Having taken a back seat to the country’s more well-known semiconductor industry until now, Taiwan’s mobile-phone industry has now become one of the fastest-growing sectors in Taiwan, if not all of Asia.

The four cellular operators have signed on 15.13 million subscribers out of a population of 22 million.

In fact, analysts said the number of mobile-phone units in use could in fact be higher than the 69-percent wireless penetration rate suggests, because it has become fashionable for people to own two or more mobile phones.

Carl Berrisford, a telecommunications analyst at Indosuez W.I. Carr Securities in Taiwan, was recently quoted as saying there would be as many as 16.5 million mobile-phone customers on the island by year-end.

“A combination of demographics and earning power” is pushing more people in Taiwan to have at least one mobile phone, he said in a recent Bloomberg report.

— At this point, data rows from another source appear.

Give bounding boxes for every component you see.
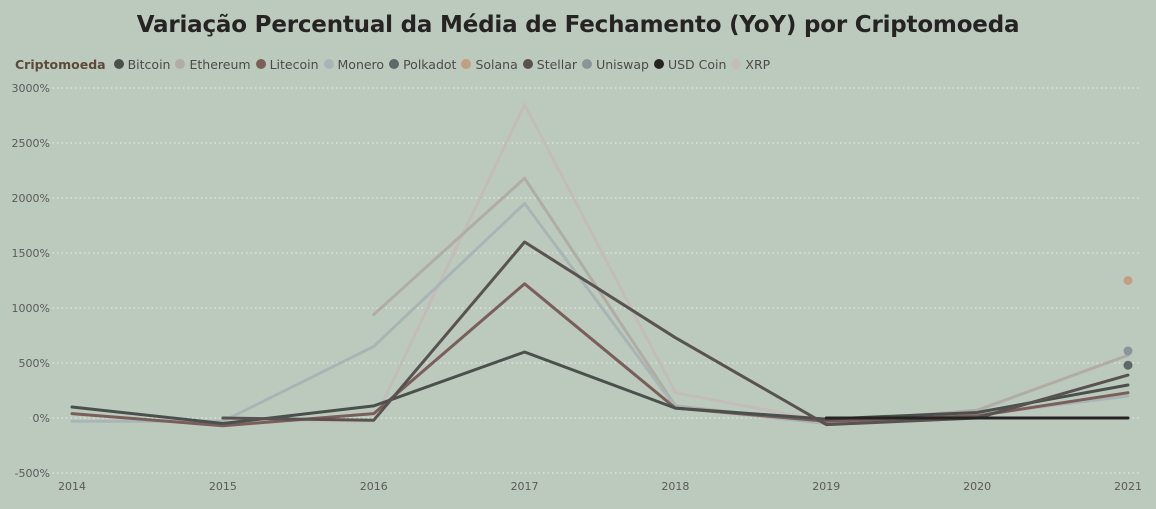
legend-item-usd-coin[interactable]: USD Coin — [653, 56, 727, 72]
legend-label: Monero — [337, 56, 385, 72]
series-point-solana — [1123, 276, 1133, 285]
legend-item-xrp[interactable]: XRP — [731, 57, 770, 72]
x-tick-label: 2020 — [963, 480, 991, 493]
legend-marker — [461, 59, 472, 69]
legend-item-solana[interactable]: Solana — [461, 56, 518, 72]
legend-marker — [323, 59, 334, 69]
legend-label: USD Coin — [667, 56, 727, 72]
legend-item-monero[interactable]: Monero — [323, 56, 385, 72]
legend-label: Litecoin — [269, 56, 319, 72]
legend-item-litecoin[interactable]: Litecoin — [255, 56, 319, 72]
legend-label: Stellar — [536, 56, 578, 72]
legend-item-polkadot[interactable]: Polkadot — [389, 57, 456, 72]
y-tick-label: 1500% — [12, 247, 50, 260]
y-tick-label: 2500% — [12, 137, 50, 150]
x-tick-label: 2015 — [209, 480, 237, 493]
legend-item-stellar[interactable]: Stellar — [522, 56, 578, 72]
legend-label: Solana — [475, 56, 518, 72]
x-tick-label: 2014 — [58, 480, 86, 493]
legend-label: Polkadot — [403, 56, 457, 72]
legend-label: XRP — [745, 56, 771, 72]
chart-legend: Criptomoeda Bitcoin Ethereum Litecoin Moner… — [15, 56, 775, 72]
legend-label: Bitcoin — [127, 56, 171, 72]
legend-label: Ethereum — [189, 56, 251, 72]
series-line-monero — [70, 202, 1130, 425]
legend-marker — [113, 59, 124, 69]
series-line-ethereum — [372, 176, 1130, 424]
series-line-stellar — [221, 240, 1130, 427]
legend-marker — [582, 59, 593, 69]
y-tick-label: 500% — [19, 357, 50, 370]
x-tick-label: 2019 — [812, 480, 840, 493]
legend-marker — [731, 59, 742, 69]
legend-items: Bitcoin Ethereum Litecoin Monero Polkadot Sol… — [113, 56, 776, 72]
series-line-xrp — [221, 103, 1130, 423]
legend-item-ethereum[interactable]: Ethereum — [175, 56, 251, 72]
x-tick-label: 2016 — [360, 480, 388, 493]
y-tick-label: 2000% — [12, 192, 50, 205]
y-tick-label: 0% — [33, 412, 50, 425]
legend-item-uniswap[interactable]: Uniswap — [582, 57, 649, 72]
legend-marker — [522, 59, 533, 69]
legend-marker — [653, 59, 664, 69]
legend-marker — [389, 59, 400, 69]
series-point-polkadot — [1123, 360, 1133, 370]
y-tick-label: -500% — [15, 467, 50, 480]
legend-marker — [175, 59, 186, 69]
x-tick-label: 2018 — [661, 480, 689, 493]
legend-label: Uniswap — [596, 56, 649, 72]
series-line-bitcoin — [70, 350, 1130, 425]
y-tick-label: 3000% — [12, 82, 50, 95]
x-tick-label: 2017 — [511, 480, 539, 493]
x-tick-label: 2021 — [1114, 480, 1142, 493]
legend-marker — [255, 59, 266, 69]
chart-title: Variação Percentual da Média de Fechamen… — [136, 12, 1020, 38]
legend-title: Criptomoeda — [15, 56, 106, 72]
y-tick-label: 1000% — [12, 302, 50, 315]
series-point-uniswap — [1123, 346, 1133, 356]
legend-item-bitcoin[interactable]: Bitcoin — [113, 56, 171, 72]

Morgan Stanley Dean Witter recently described the Taiwan phone market as being poised for “a better future.” It said Taiwan, with its emphasis on high-tech development, promoted a technologically sophisticated culture.

“We think that this, together with a fairly even distribution of wealth across the population, provides an ideal environment for the growth of cellular and Internet services,” the company said in a country report dated 3 October, 2000.

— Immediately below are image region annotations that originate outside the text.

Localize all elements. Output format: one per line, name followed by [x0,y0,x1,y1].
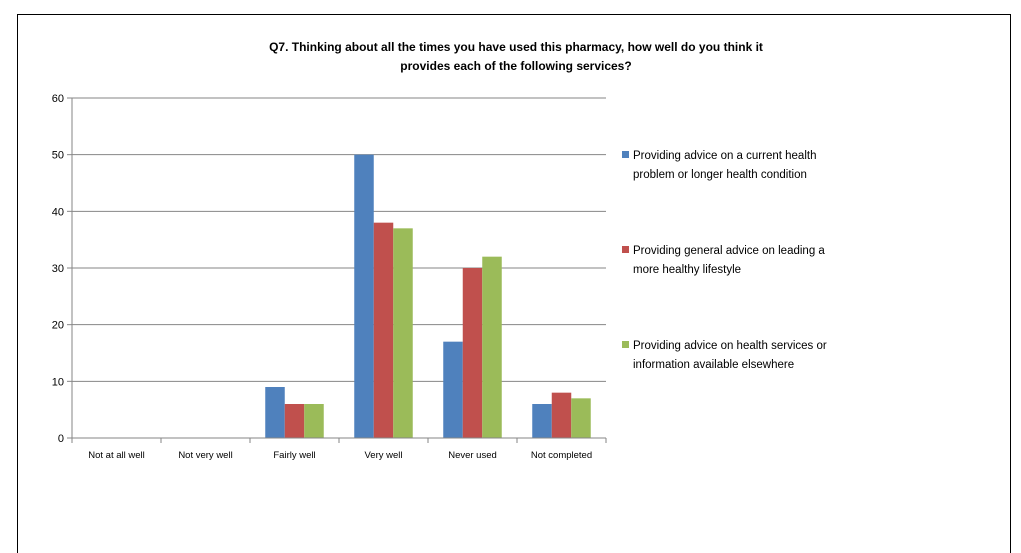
gridlines [72,97,606,382]
legend-label: Providing advice on a current health [633,150,816,162]
bar [373,222,394,438]
x-category-label: Fairly well [273,450,315,461]
bar [304,404,324,438]
bar [462,268,483,438]
legend-label: Providing general advice on leading a [633,245,825,257]
legend-label: information available elsewhere [633,359,794,371]
legend-swatch [622,341,629,348]
y-tick-label: 20 [52,320,64,332]
x-category-label: Not completed [531,450,592,461]
bar [482,256,502,438]
legend-label: more healthy lifestyle [633,264,741,276]
y-tick-label: 30 [52,263,64,275]
bar [393,228,413,438]
y-axis-ticks: 0 10 20 30 40 50 60 [52,93,72,445]
bar [265,387,285,438]
legend-swatch [622,151,629,158]
y-tick-label: 60 [52,93,64,105]
x-category-label: Not very well [178,450,232,461]
chart-title-line-2: provides each of the following services? [400,59,631,73]
chart-frame [17,14,1011,553]
x-axis-categories: Not at all well Not very well Fairly well V… [88,450,592,461]
x-category-label: Never used [448,450,497,461]
legend-swatch [622,246,629,253]
y-tick-label: 10 [52,376,64,388]
x-category-label: Very well [364,450,402,461]
x-category-label: Not at all well [88,450,145,461]
bars [265,154,591,438]
bar [354,154,374,438]
legend: Providing advice on a current health prob… [622,150,827,371]
bar [532,404,552,438]
bar [443,341,463,438]
chart-title-line-1: Q7. Thinking about all the times you hav… [269,40,763,54]
legend-label: Providing advice on health services or [633,340,827,352]
legend-label: problem or longer health condition [633,169,807,181]
y-tick-label: 0 [58,433,64,445]
axes [71,98,607,443]
bar [284,404,305,438]
y-tick-label: 50 [52,150,64,162]
y-tick-label: 40 [52,206,64,218]
bar [551,392,572,438]
bar [571,398,591,438]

The Taiwanese telecommunications market was one of the last developed markets in Asia to be liberalized.

Chunghwa Telecom, which has been monopolizing the industry for more than 40 years, lost its exclusive license in 1997, when the market was thrown open to cellular service providers. Since then, six private wireless carriers have sprung up and slashed Chunghwa’s market share from 100 percent to 45 percent. The country’s mobile market increased from 1.5 million users to 10 million subscribers in the first two years following liberalization, a fivefold increase from 1997 to 1999.

Of the six, four-Far EasTone, Chunghwa Telecom, Taiwan Cellular and KG Telecommunications-have licenses to provide nationwide services. Mobitai has a license to provide mobile services for central Taiwan, while TransAsia has a license to deliver services to southern Taiwan. The biggest cellular operator today is Taiwan Cellular, which commands a 30-percent market share. It had 4.56 million customers as of the end of July, compared with Chunghwa’s 4 million.

In fact, the telecommunications industry in Taiwan is doing so well the government is considering awarding additional CDMA licenses to cellular operators. Chunghwa Telecom is planning to launch its CDMA service in July 2001 and plans eventually to use a 114 kilobits per second (kbps) system.

Taiwan has yet to announce its 3G licensing plans.